Pancreatic cancer has a poor prognosis, only 25% of people survive for one year after diagnosis. It is estimated to cause 48,220 deaths in the U.S. this year, accounting for 7.9% of all cancer deaths.
The most common type of pancreatic cancer is pancreatic ductal adenocarcinoma (90% cases) and treatment options are fairly limited. Most patients receive cytotoxic chemotherapy without the benefit of genetic or other prognostic testing to predict treatment response and many treatments fail.
In this study, Steven Leach, M.D., a professor at Dartmouth Geisel School of Medicine, and his team, as well as colleagues based at Memorial Sloan Kettering Cancer Center and Weill Cornell Medicine, tested genome-wide chromatin accessibility patterns for pancreatic tumors by creating an assay for transposase-accessible chromatin sequencing (ATAC-seq).
They tested the assay using tumor cells extracted from 54 human pancreatic tumors before the patients began treatment with chemotherapy. As described in the journal Nature Communications, they found an epigenetic signature of 1092 different markers on the chromatin that differed between patients who subsequently had disease free survival of less than one year compared with those who were disease-free for longer. Of these 1092 markers, they discovered that 723 are silenced in chemo-resistant tumors and are predictive of treatment response.

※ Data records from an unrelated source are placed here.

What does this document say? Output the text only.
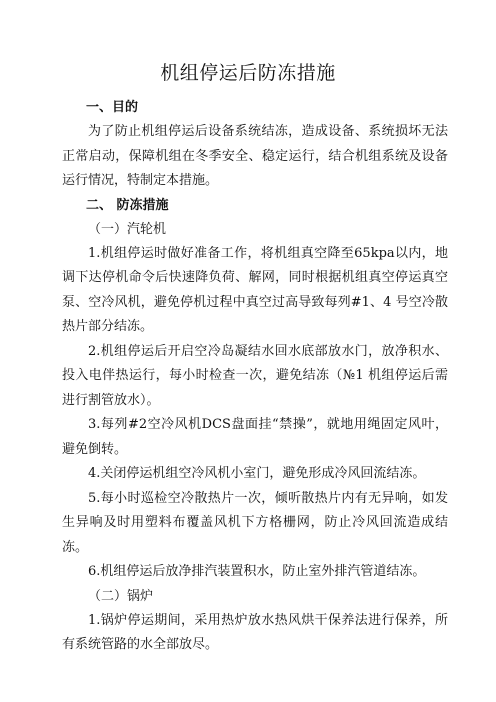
机组停运后防冻措施

一、目的

为了防止机组停运后设备系统结冻，造成设备、系统损坏无法正常启动，保障机组在冬季安全、稳定运行，结合机组系统及设备运行情况，特制定本措施。

二、 防冻措施

（一）汽轮机

1.机组停运时做好准备工作，将机组真空降至65kpa以内，地调下达停机命令后快速降负荷、解网，同时根据机组真空停运真空泵、空冷风机，避免停机过程中真空过高导致每列#1、4 号空冷散热片部分结冻。

2.机组停运后开启空冷岛凝结水回水底部放水门，放净积水、投入电伴热运行，每小时检查一次，避免结冻（№1 机组停运后需进行割管放水）。

3.每列#2空冷风机DCS盘面挂“禁操”，就地用绳固定风叶，避免倒转。

4.关闭停运机组空冷风机小室门，避免形成冷风回流结冻。

5.每小时巡检空冷散热片一次，倾听散热片内有无异响，如发生异响及时用塑料布覆盖风机下方格栅网，防止冷风回流造成结冻。

6.机组停运后放净排汽装置积水，防止室外排汽管道结冻。

（二）锅炉

1.锅炉停运期间，采用热炉放水热风烘干保养法进行保养，所有系统管路的水全部放尽。
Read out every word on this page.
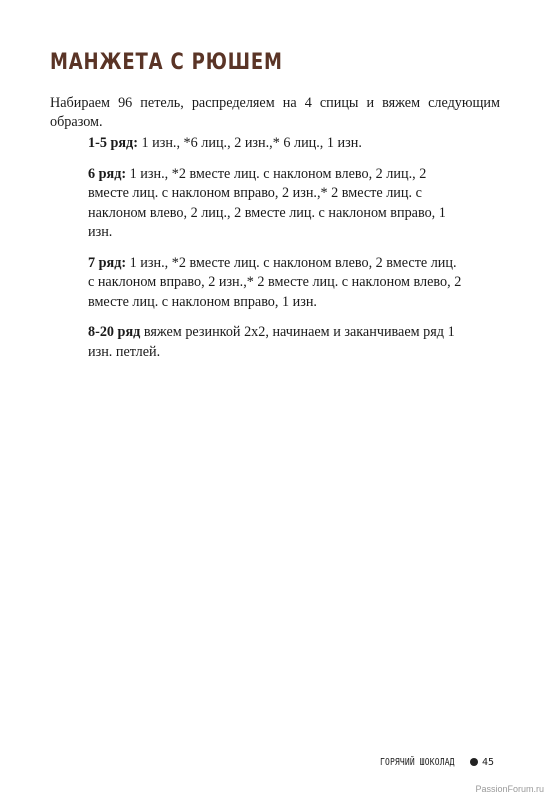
МАНЖЕТА С РЮШЕМ

Набираем 96 петель, распределяем на 4 спицы и вяжем следующим образом.

1-5 ряд: 1 изн., *6 лиц., 2 изн.,* 6 лиц., 1 изн.

6 ряд: 1 изн., *2 вместе лиц. с наклоном влево, 2 лиц., 2 вместе лиц. с наклоном вправо, 2 изн.,* 2 вместе лиц. с наклоном влево, 2 лиц., 2 вместе лиц. с наклоном вправо, 1 изн.

7 ряд: 1 изн., *2 вместе лиц. с наклоном влево, 2 вместе лиц. с наклоном вправо, 2 изн.,* 2 вместе лиц. с наклоном влево, 2 вместе лиц. с наклоном вправо, 1 изн.

8-20 ряд вяжем резинкой 2х2, начинаем и заканчиваем ряд 1 изн. петлей.

ГОРЯЧИЙ ШОКОЛАД	45
PassionForum.ru
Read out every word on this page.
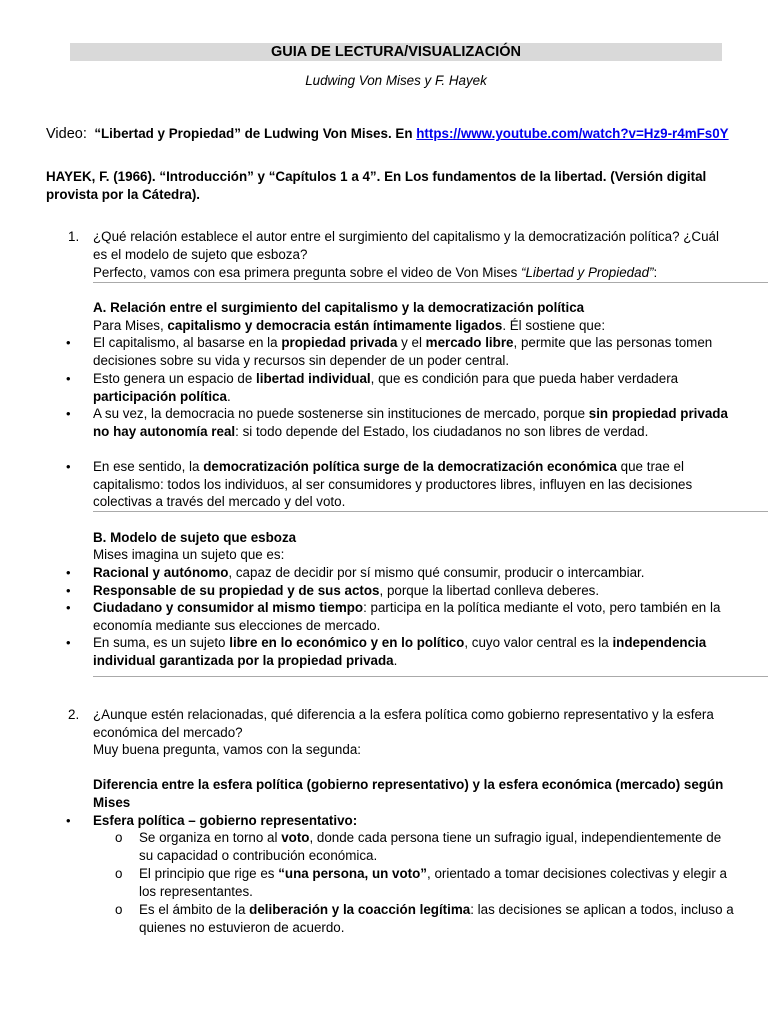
GUIA DE LECTURA/VISUALIZACIÓN
Ludwing Von Mises y F. Hayek
Video: “Libertad y Propiedad” de Ludwing Von Mises. En https://www.youtube.com/watch?v=Hz9-r4mFs0Y
HAYEK, F. (1966). “Introducción” y “Capítulos 1 a 4”. En Los fundamentos de la libertad. (Versión digital provista por la Cátedra).
1. ¿Qué relación establece el autor entre el surgimiento del capitalismo y la democratización política? ¿Cuál es el modelo de sujeto que esboza?
Perfecto, vamos con esa primera pregunta sobre el video de Von Mises “Libertad y Propiedad”:
A. Relación entre el surgimiento del capitalismo y la democratización política
Para Mises, capitalismo y democracia están íntimamente ligados. Él sostiene que:
• El capitalismo, al basarse en la propiedad privada y el mercado libre, permite que las personas tomen decisiones sobre su vida y recursos sin depender de un poder central.
• Esto genera un espacio de libertad individual, que es condición para que pueda haber verdadera participación política.
• A su vez, la democracia no puede sostenerse sin instituciones de mercado, porque sin propiedad privada no hay autonomía real: si todo depende del Estado, los ciudadanos no son libres de verdad.
• En ese sentido, la democratización política surge de la democratización económica que trae el capitalismo: todos los individuos, al ser consumidores y productores libres, influyen en las decisiones colectivas a través del mercado y del voto.
B. Modelo de sujeto que esboza
Mises imagina un sujeto que es:
• Racional y autónomo, capaz de decidir por sí mismo qué consumir, producir o intercambiar.
• Responsable de su propiedad y de sus actos, porque la libertad conlleva deberes.
• Ciudadano y consumidor al mismo tiempo: participa en la política mediante el voto, pero también en la economía mediante sus elecciones de mercado.
• En suma, es un sujeto libre en lo económico y en lo político, cuyo valor central es la independencia individual garantizada por la propiedad privada.
2. ¿Aunque estén relacionadas, qué diferencia a la esfera política como gobierno representativo y la esfera económica del mercado?
Muy buena pregunta, vamos con la segunda:
Diferencia entre la esfera política (gobierno representativo) y la esfera económica (mercado) según Mises
• Esfera política – gobierno representativo:
o Se organiza en torno al voto, donde cada persona tiene un sufragio igual, independientemente de su capacidad o contribución económica.
o El principio que rige es “una persona, un voto”, orientado a tomar decisiones colectivas y elegir a los representantes.
o Es el ámbito de la deliberación y la coacción legítima: las decisiones se aplican a todos, incluso a quienes no estuvieron de acuerdo.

This kind of screening could help clinicians decide which pancreatic cancer patients are most likely to benefit from chemotherapy treatment and who is most likely to fall into the ‘non-responder’ group. Leach and colleagues think those in the latter group may benefit from epigenetic therapy, but this theory still needs to be validated.
“Whether adverse patterns of chromatin accessibility might assist in the selection of pancreatic ductal adenocarcinoma patients for epigenetic ‘reprogramming’ therapy remains to be determined,” write the authors.
“Nevertheless, we suggest that our ATAC-array technology… provides a simple and clinically achievable prediction of favorable vs unfavorable epigenetic states in this disease.”
There are already nine FDA-approved epigenetic drugs, many of which are designed to treat cancer, and more are more are being developed. While this is promising, it is still difficult to know which patients will benefit most from these therapies and more work is needed in this area.
“We currently appear to be at the dawn of a new era in which epigenetic reprogramming is poised to become increasingly relied upon to optimize therapeutic effectiveness in multiple tumor types,” says Leach.
“With this work, we have pioneered a precision epigenetic approach in pancreatic ductal adenocarcinoma, a treatment approach that is now ready to be translated into the clinic.”